An adaptation of Lee Child’s novel, ex-army police officer, Jack Reacher (Cruise), is summoned by a man who has just committed a random mass shooting. (For the record, mass shootings in the United States “require” four deaths.) Suspecting he might be innocent, Reacher and the shooter’s lawyer, Helen (Rosmund Pike), team up and uncover shading dealings.
Glacial in pace, all tension is undone by sheer boredom, made more unbearable by the television style writing of exposition, flash-back, more exposition. (Fraternities might find a use in the film by creating a drinking game where one takes a shot every time someone says “Jack Reacher,” though it would be difficult to make it outside of the first twenty minutes with a functioning liver.) Though the film clearly strives to place itself in the company of 1970s gritty crime thrillers or any Clint Eastwood film—the lone man left to enact justice on his terms after society fails him—Reacher constantly folds himself back into the social order he supposedly disdains. Living off the grid, Reacher may have chosen to extract himself from the world around him to be unburden—observing people staring into monitors working late, he asks: “Are they really free?”—but he never truly cuts the ties. Like so many films of late that seek to recreate that harden 1970s feel, in the end the supposed anti-hero turns out to be the hero through and through. It’s not nuance so much as it is having it both ways, begging the question: Where have all the good misanthropes gone?

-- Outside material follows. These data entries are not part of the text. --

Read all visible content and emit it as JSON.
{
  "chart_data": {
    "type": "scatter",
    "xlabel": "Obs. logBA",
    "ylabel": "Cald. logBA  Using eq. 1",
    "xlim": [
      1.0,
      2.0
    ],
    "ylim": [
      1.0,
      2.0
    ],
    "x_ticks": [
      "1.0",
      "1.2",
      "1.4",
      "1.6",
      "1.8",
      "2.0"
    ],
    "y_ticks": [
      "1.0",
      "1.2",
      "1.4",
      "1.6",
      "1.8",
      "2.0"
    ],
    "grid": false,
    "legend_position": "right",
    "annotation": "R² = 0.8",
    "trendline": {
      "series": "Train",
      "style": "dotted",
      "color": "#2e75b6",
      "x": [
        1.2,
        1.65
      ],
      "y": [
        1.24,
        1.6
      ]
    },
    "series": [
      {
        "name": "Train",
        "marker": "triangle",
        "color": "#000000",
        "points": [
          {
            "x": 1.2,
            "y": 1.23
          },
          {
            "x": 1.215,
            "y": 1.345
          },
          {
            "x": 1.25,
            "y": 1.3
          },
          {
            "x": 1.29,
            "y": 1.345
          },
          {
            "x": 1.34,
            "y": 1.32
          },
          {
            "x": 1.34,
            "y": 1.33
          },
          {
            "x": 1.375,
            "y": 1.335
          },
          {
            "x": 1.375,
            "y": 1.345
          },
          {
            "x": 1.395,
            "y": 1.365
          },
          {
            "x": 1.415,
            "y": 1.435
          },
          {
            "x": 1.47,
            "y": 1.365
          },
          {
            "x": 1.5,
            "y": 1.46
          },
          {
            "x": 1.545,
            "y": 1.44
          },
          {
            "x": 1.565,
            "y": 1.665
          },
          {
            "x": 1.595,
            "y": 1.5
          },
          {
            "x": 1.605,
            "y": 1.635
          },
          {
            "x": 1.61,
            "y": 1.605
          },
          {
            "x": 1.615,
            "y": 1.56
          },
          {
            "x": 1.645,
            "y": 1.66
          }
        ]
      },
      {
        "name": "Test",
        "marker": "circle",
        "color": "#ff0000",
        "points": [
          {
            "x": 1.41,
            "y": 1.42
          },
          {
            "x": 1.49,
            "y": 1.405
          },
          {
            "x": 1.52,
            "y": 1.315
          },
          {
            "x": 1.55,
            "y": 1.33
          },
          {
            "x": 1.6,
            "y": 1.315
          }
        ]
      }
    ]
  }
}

Had Jack Reacher been 45 minutes shorter, it might have made its way into the realm of camp classic, hinging solely on the gem that is Werner Herzog. The German director who was shot in the stomach during an interview and once ate his own shoe, Herzog is an object of curiosity who both indulges in and shapes a persona of the bizarre. His appearance then as a villain in a Tom Cruise production is as predictable as it is unexpected. As the fingerless evil Eastern Bloc specter The Zec, he demands those who cross him chew off their own digits. But most importantly, he does so with conviction. The same most certainly can’t be said of the film as a whole.